IRS officials continued their targeting of conservative groups until as recently as the first week of May, according to a nonprofit law firm, when a top agency official apologized for the targeting and claimed that the practice had been stopped a year earlier.
“We received a letter [from the IRS] just May 6th of this year with more intrusive questions for one of our clients — [one] that is not a Tea Party group, but they’ve been caught up in this net of conservative organizations — and they were asking them about the curriculum that they used and the students that they met with,” Jay Sekulow, executive director of the American Center for Law and Justice, said on MSNBC’s "Morning Joe" on Wednesday.
Lois Lerner, head of the IRS section responsible for tax-exempt organizations, apologized for targeting conservatives on May 10. Lerner, who claimed that only low-level employees at the Cincinnati office targeted conservatives even though she signed some of the letters herself, has been placed on administrative leave.
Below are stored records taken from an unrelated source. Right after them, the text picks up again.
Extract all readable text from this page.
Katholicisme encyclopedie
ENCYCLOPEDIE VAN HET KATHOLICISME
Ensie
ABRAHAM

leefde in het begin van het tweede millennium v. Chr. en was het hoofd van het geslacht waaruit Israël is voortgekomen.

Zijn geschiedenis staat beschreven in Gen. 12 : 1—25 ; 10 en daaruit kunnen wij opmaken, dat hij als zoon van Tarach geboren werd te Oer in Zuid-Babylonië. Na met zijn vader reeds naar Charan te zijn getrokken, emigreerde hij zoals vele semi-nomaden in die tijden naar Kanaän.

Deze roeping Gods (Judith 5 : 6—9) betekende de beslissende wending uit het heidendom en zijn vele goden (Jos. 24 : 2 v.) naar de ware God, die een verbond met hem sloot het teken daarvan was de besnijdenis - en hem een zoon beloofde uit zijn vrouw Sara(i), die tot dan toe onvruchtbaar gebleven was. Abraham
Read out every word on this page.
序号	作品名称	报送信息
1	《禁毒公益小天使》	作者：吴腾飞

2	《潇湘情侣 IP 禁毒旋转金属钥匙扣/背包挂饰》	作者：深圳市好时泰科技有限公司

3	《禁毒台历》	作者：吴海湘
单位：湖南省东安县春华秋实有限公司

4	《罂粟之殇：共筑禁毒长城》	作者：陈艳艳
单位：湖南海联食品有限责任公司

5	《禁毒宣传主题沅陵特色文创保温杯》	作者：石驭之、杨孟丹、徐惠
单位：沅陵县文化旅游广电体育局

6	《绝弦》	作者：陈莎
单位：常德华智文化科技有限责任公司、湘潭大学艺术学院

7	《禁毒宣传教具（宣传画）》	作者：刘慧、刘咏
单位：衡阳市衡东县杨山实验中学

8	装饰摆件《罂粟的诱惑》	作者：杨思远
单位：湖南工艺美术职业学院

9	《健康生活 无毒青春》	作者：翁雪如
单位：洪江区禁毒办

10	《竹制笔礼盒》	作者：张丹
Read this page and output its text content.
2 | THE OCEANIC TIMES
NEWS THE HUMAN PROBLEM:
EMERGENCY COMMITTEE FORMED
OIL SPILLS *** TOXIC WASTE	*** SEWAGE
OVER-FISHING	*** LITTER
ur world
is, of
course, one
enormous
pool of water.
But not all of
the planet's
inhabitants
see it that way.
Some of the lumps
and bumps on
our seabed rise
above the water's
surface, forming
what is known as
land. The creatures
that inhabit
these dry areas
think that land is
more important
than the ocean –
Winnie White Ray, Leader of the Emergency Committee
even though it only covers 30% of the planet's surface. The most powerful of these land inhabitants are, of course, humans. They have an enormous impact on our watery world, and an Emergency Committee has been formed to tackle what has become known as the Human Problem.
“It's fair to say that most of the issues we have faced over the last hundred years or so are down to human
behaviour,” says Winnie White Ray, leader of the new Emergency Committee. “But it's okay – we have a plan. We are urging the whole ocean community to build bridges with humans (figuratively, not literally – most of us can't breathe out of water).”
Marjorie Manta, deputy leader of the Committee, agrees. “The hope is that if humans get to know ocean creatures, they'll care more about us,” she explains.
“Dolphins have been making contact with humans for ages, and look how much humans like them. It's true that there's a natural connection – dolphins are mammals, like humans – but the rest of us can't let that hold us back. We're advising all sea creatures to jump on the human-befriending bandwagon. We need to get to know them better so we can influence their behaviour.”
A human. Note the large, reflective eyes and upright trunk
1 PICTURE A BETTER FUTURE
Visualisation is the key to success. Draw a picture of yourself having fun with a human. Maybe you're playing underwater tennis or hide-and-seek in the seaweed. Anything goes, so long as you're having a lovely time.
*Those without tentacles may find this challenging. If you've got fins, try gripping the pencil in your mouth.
Sekulow said that White House press secretary Jay Carney was perpetuating a “myth” that the practice of targeting was ended last year. “You almost feel horrible for [Carney] because I’m sure he’s getting his information from somebody,” Sekulow allowed.
The attorney, whose organization is suing the IRS on behalf of 27 conservative groups, also said that the IRS targeting was a broad effort involving numerous offices. “We have four [IRS] offices we’ve been dealing with over the last year and a half,” he said.